やがて、朔に近づくに連れて双剣を構えなおし、魔夜へと攻撃できる態勢を作る。
「朔様っ!」
「来なくていい」
「いえ、私は【刀】です。あなたを守りたいです」
結月が朔を見つめながら決意を込めて言うと、朔は一瞬彼女のほうを見たあとすぐに魔夜に視線を向けなおした。
「俺は【俺】自身を葬り去る。それにお前は【刀】にこだわりすぎるな。それに……」
朔が珍しく言葉に詰まった。
結月が不思議に耳を傾ける。
「それに、俺の前に出るな。俺の横にいろ」
結月はわずかに瞳孔を開き、朔を見つめる。
守るでも守られるでもない『共に闘う』というその言葉に、結月は顔をほころばせた。
朔自身のその優しさと力強さに、結月は信頼を預けることにした。
と、同時に、結月の中で『淡い深愛』が芽生え始めていた。
朔の攻撃によって吹き飛ばされていた魔夜が、ぬらりと起き上がり結月と朔に視点を合わせる。
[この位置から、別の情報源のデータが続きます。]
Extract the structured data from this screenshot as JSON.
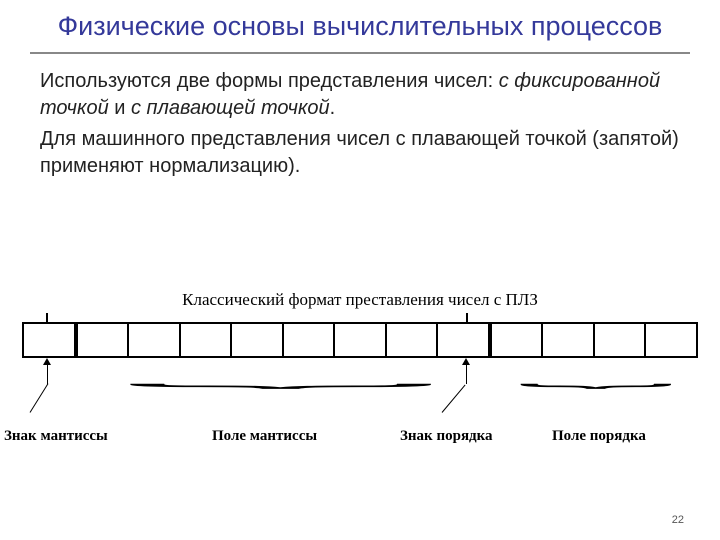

痛みを感じていない魔夜は、関節を鈍い音と共に戻すと、そのまま結月と朔の真正面から向かって来る。
「来るぞ」
「はいっ!」
結月と朔は互いに剣を構えて、魔夜を迎えうつ準備をする。
結月は双剣を胸の前で交差して構える。その刃は千草色に輝きを放つ。
朔は太刀を大太刀へと変化させる。その刃は金色に輝きを放つ。
朔が先行して刃を振るい、衝撃波を打つ。
その衝撃波に合わせて結月が駆け出し、魔夜へと一直線に向かう。
朔は『前に出るな』といったばかりだと、心の中で思いながら結月の後ろ姿を見つめる。
一気に結月と魔夜の距離が縮まる中、朔の放った衝撃波が一足先に魔夜のもとへと届く。
魔夜はその攻撃を受けるべく、結月と相まみえる前に足を止めた。
「……」
衝撃波が魔夜の受け身を崩していく。
その隙を狙い、結月が変化して湾曲した千草色の刃を魔夜に振りかざす。
結月の振るう刃は魔夜の胸部分を切り裂いた。
魔夜はそのまま受け身を崩され、朔の放った衝撃波と二重で攻撃を受ける。
「……」
その時、魔夜の顔にひびが走った。
「──っ!」
結月が見つめる前で、朔の姿を借りた魔夜が崩れ始めた──
結月は右肩を抑え、朔のもとへと走る。
やがて、朔に近づくに連れて双剣を構えなおし、魔夜へと攻撃できる態勢を作る。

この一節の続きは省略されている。